I’ve always used RSS readers to keep up-to-date with what my favourite websites are publishing. It’s just easier and quicker than checking them all individually. Yes I was sad to see Google Reader go in 2013 — for me that was more useful than Gmail — but moved on to Feedbin, then Feedly, and have been happily skimming the web there ever since.
I’ve not met anyone IRL that uses RSS, or even knows what I’m talking about. So when the tech pundits are saying RSS is back, was it ever here in the first place?
Here’s Thomas Ricker from The Verge back in 2015, trying to big-up RSS.
You can have your ad blockers, I’ll stick with RSS
RSS has never been fashionable — it’s always been a news gathering tool for nerds, not norms. But now, more than two years after the untimely demise of Google Reader, RSS almost feels cool — like listening to vinyl or hating things on Twitter.
One of the benefits of reading websites via their feeds is the lack of ads cluttering up the place.
With interest so low, RSS users like me can fly under the radar, quickly consuming vast quantities of news almost completely devoid of ads. Sure, some sites only feed headlines and a few choice blurbs, but many publish the entire content of their stories. Regardless, it’s still the best solution I’ve found for keeping up with news.
Three years later and here we are again. The emphasis isn’t on getting past the ads this time, but on avoiding the algorithm.
It’s time for an RSS revival
The modern web contains no shortage of horrors, from ubiquitous ad trackers to all-consuming platforms to YouTube comments, generally. Unfortunately, there’s no panacea for what ails this internet we’ve built. But anyone weary of black-box algorithms controlling what you see online at least has a respite, one that’s been there all along but has often gone ignored. Tired of Twitter? Facebook fatigued? It’s time to head back to RSS. […]
“There are multiple approaches to connecting to news. Social felt pretty interesting at first, but when you mix social and algorithmic, you can easily get into these noise bubbles, or areas where you don’t necessarily feel 100 percent in control of the algorithm,” says Edwin Khodabakchian, cofounder and CEO of popular RSS reader Feedly. “A tool like Feedly gives you a more transparent and controllable way to connect to the information you need.”
Wired’s call for a revival might be a little over-optimistic.

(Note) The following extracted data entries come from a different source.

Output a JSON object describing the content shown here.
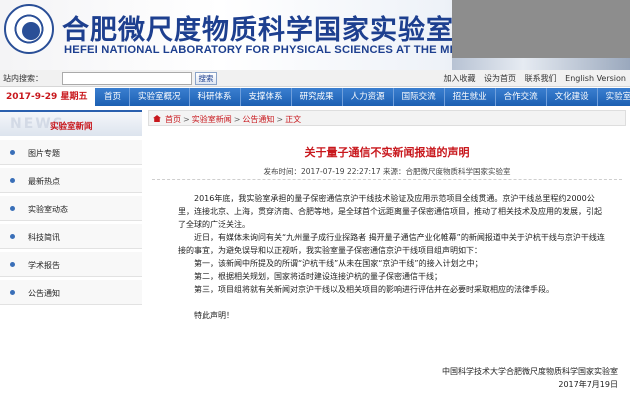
{
  "header": {
    "title_cn": "合肥微尺度物质科学国家实验室(筹)",
    "title_en": "HEFEI NATIONAL LABORATORY FOR PHYSICAL SCIENCES AT THE MICROSCALE"
  },
  "searchbar": {
    "label": "站内搜索：",
    "input_value": "",
    "search_button": "搜索",
    "links": [
      "加入收藏",
      "设为首页",
      "联系我们",
      "English Version"
    ]
  },
  "nav": {
    "date": "2017-9-29 星期五",
    "items": [
      "首页",
      "实验室概况",
      "科研体系",
      "支撑体系",
      "研究成果",
      "人力资源",
      "国际交流",
      "招生就业",
      "合作交流",
      "文化建设",
      "实验室"
    ]
  },
  "sidebar": {
    "title": "实验室新闻",
    "bg_letters": "NEWS",
    "items": [
      "图片专题",
      "最新热点",
      "实验室动态",
      "科技简讯",
      "学术报告",
      "公告通知"
    ]
  },
  "breadcrumb": {
    "items": [
      "首页",
      "实验室新闻",
      "公告通知",
      "正文"
    ],
    "separator": ">"
  },
  "article": {
    "title": "关于量子通信不实新闻报道的声明",
    "meta": "发布时间：2017-07-19 22:27:17 来源：合肥微尺度物质科学国家实验室",
    "paragraphs": [
      "2016年底，我实验室承担的量子保密通信京沪干线技术验证及应用示范项目全线贯通。京沪干线总里程约2000公里，连接北京、上海，贯穿济南、合肥等地，是全球首个远距离量子保密通信项目，推动了相关技术及应用的发展，引起了全球的广泛关注。",
      "近日，有媒体未询问有关“九州量子成行业探路者 揭开量子通信产业化帷幕”的新闻报道中关于沪杭干线与京沪干线连接的事宜，为避免误导和以正视听，我实验室量子保密通信京沪干线项目组声明如下："
    ],
    "list": [
      "第一，该新闻中所提及的所谓“沪杭干线”从未在国家“京沪干线”的接入计划之中；",
      "第二，根据相关规划，国家将适时建设连接沪杭的量子保密通信干线；",
      "第三，项目组将就有关新闻对京沪干线以及相关项目的影响进行评估并在必要时采取相应的法律手段。"
    ],
    "closing": "特此声明！",
    "signature": "中国科学技术大学合肥微尺度物质科学国家实验室",
    "sign_date": "2017年7月19日"
  }
}
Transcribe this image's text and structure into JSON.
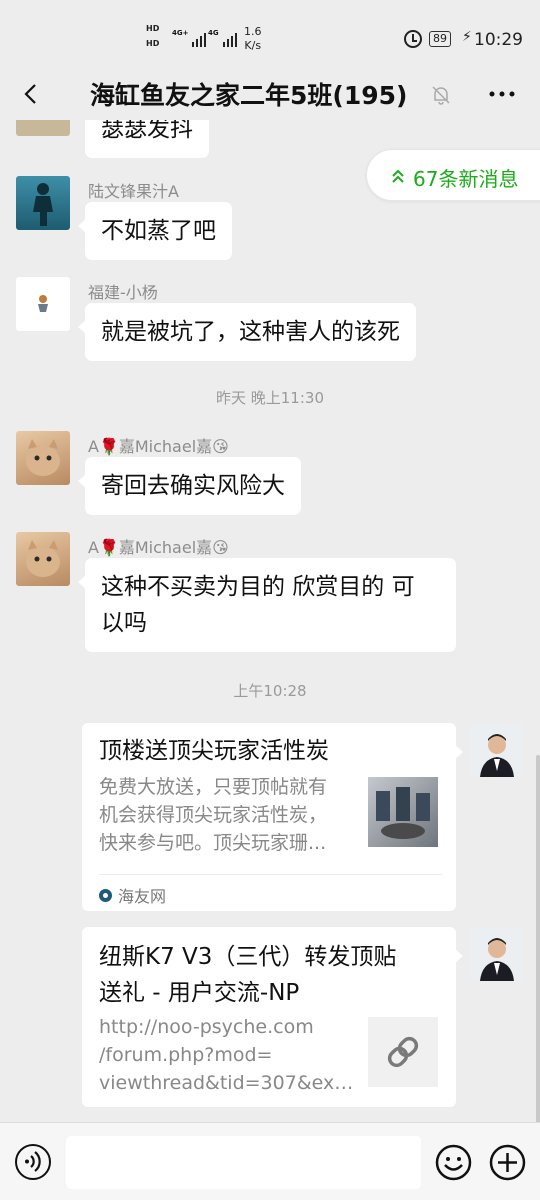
{
  "status_bar": {
    "hd_top": "HD",
    "hd_bottom": "HD",
    "net1": "4G+",
    "net2": "4G",
    "speed_value": "1.6",
    "speed_unit": "K/s",
    "battery": "89",
    "time": "10:29"
  },
  "header": {
    "title": "海缸鱼友之家二年5班(195)"
  },
  "new_messages": {
    "label": "67条新消息"
  },
  "messages": [
    {
      "type": "text",
      "text": "瑟瑟发抖"
    },
    {
      "type": "text",
      "sender": "陆文锋果汁A",
      "text": "不如蒸了吧"
    },
    {
      "type": "text",
      "sender": "福建-小杨",
      "text": "就是被坑了，这种害人的该死"
    },
    {
      "type": "time",
      "text": "昨天 晚上11:30"
    },
    {
      "type": "text",
      "sender": "A🌹嘉Michael嘉😘",
      "text": "寄回去确实风险大"
    },
    {
      "type": "text",
      "sender": "A🌹嘉Michael嘉😘",
      "text_line1": "这种不买卖为目的 欣赏目的 可",
      "text_line2": "以吗"
    },
    {
      "type": "time",
      "text": "上午10:28"
    },
    {
      "type": "card",
      "title": "顶楼送顶尖玩家活性炭",
      "desc_line1": "免费大放送，只要顶帖就有",
      "desc_line2": "机会获得顶尖玩家活性炭，",
      "desc_line3": "快来参与吧。顶尖玩家珊...",
      "source": "海友网"
    },
    {
      "type": "card",
      "title_line1": "纽斯K7 V3（三代）转发顶贴",
      "title_line2": "送礼 - 用户交流-NP",
      "desc_line1": "http://noo-psyche.com",
      "desc_line2": "/forum.php?mod=",
      "desc_line3": "viewthread&tid=307&extr..."
    }
  ],
  "input": {
    "placeholder": ""
  },
  "colors": {
    "accent_green": "#1aad19",
    "bubble": "#ffffff",
    "background": "#ededed"
  }
}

Here’s TechCruch’s view.
RSS is undead
Don’t get me wrong, I love RSS. At its core, it is a beautiful manifestation of some of the most visionary principles of the internet, namely transparency and openness. The protocol really is simple and human-readable. It feels like how the internet was originally designed with static, full-text articles in HTML. Perhaps most importantly, it is decentralized, with no power structure trying to stuff other content in front of your face.
It’s wonderfully idealistic, but the reality of RSS is that it lacks the features required by nearly every actor in the modern content ecosystem, and I would strongly suspect that its return is not forthcoming.
Using RSS readers is seen as a way of taking back control over the updates you’re presented with, rather than relying on social media algorithms. Ben Evans has a great rundown of where Facebook’s algorithmic newsfeed came from and why it’s so difficult to get right. Say you ‘friend’ 200 or 300 people, “and each of them post a couple of pictures, tap like on a few news stories or comment a couple of times, then, by the inexorable law of multiplication, yes, you will have something over a thousand new items in your feed every single day.”
The death of the newsfeed
This overload means it now makes little sense to ask for the ‘chronological feed’ back. If you have 1,500 or 3,000 items a day, then the chronological feed is actually just the items you can be bothered to scroll through before giving up, which can only be 10% or 20% of what’s actually there. This will be sorted by no logical order at all except whether your friends happened to post them within the last hour. It’s not so much chronological in any useful sense as a random sample, where the randomizer is simply whatever time you yourself happen to open the app. ’What did any of the 300 people that I friended in the last 5 years post between 16:32 and 17:03?’ Meanwhile, giving us detailed manual controls and filters makes little more sense – the entire history of the tech industry tells us that actual normal people would never use them, even if they worked. People don’t file.